Emerald ash borer found in La CrescentThe Minnesota Department of Agriculture (MDA) has confirmed the first emerald ash borer (EAB) infested tree in the southeastern city of La Crescent, Minnesota.
The Minnesota Department of Agriculture (MDA) has confirmed the first emerald ash borer (EAB) infested tree in the southeastern city of La Crescent, Minnesota.
In August 2011, MDA found an emerald ash borer adult on a purple detection trap in La Crescent’s Veterans Park, but at that time no infested trees could be found. MDA staff worked with the city to continue surveys and recently discovered two EAB infested trees near the center of the city.
The City of La Crescent will host an informal open house on January 16 from 5:00 p.m. – 6:30 p.m. at City Hall, 315 Main Street, La Crescent. The purpose of the open house is to inform citizens about the emerald ash borer and implications for residents with ash trees on their property. Citizens will have the opportunity to ask questions of city officials and emerald ash borer experts. They can also learn about management options for infested trees. The city is developing an ordinance for managing trees on private property and will give a brief review of possible ordinance outcomes.
“While it is unfortunate to have EAB show up in another city, it is fortunate that the City of La Crescent has been proactive in working to find infested trees and in planning for management of the pest,” said MDA Entomologist Mark Abrahamson. “The last thing you want to do is sit back and let this problem build.”

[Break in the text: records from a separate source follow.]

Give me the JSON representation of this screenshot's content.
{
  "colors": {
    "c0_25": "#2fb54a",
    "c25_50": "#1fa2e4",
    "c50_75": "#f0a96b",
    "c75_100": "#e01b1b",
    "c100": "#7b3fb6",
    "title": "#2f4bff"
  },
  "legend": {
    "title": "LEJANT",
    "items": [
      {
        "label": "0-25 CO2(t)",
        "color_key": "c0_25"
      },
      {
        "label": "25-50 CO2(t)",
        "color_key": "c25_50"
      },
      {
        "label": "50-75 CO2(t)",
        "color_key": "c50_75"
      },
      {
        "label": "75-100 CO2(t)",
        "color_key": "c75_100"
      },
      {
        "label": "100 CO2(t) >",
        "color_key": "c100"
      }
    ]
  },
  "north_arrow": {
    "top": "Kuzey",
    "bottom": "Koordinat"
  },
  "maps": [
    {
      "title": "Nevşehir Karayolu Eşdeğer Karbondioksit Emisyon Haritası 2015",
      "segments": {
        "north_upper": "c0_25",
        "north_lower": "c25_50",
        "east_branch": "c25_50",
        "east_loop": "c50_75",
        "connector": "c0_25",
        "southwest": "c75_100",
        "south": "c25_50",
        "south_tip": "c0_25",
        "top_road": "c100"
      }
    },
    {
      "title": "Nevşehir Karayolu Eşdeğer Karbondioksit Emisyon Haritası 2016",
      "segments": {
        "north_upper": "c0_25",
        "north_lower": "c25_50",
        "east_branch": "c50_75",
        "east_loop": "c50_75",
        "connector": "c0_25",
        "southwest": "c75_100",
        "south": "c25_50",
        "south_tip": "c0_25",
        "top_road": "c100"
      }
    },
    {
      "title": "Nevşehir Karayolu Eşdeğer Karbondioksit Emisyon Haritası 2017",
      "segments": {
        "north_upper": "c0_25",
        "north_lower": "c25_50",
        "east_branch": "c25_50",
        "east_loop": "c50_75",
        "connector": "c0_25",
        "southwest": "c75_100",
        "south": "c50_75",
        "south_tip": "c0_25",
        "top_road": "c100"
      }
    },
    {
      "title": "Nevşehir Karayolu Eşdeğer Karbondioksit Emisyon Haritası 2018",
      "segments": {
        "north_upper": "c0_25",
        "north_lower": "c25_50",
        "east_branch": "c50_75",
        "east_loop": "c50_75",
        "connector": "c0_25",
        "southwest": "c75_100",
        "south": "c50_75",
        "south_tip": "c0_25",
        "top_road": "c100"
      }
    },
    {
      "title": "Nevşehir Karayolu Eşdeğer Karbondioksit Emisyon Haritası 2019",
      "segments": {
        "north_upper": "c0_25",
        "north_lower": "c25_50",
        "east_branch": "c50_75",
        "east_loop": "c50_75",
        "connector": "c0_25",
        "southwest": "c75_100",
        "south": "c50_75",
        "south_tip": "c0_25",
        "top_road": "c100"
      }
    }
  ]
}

EAB is one of America’s most destructive tree pests. Its larvae kill ash trees by tunneling into the wood and feeding on the tree’s nutrients. Since its accidental introduction into North America, EAB has killed tens of millions of ash trees in 18 states. Infestation signs include one-eighth inch, D-shaped exit holes in ash tree bark and winding tunnels under the bark. The biggest risk of spreading EAB comes from people unknowingly moving firewood or other ash products harboring larvae. There are three easy steps Minnesotans can take to keep EAB from spreading:
1. Don’t transport firewood. Buy and burn local firewood to prevent movement of EAB.
2. Be aware of the quarantine restrictions. If you live in a quarantined county, be aware of the restrictions on movement of products such as ash trees, wood chips, and firewood. Details can be found online at http://www.mda.state.mn.us/plants/pestmanagement/eab/quarantinefaq.aspx; and,
3. Watch your ash trees for infestation. If you think your ash tree is infested, go to www.mda.state.mn.us and use the “Do I Have Emerald Ash Borer?” checklist or call MDA at 1-888-545-6684 to report concerns.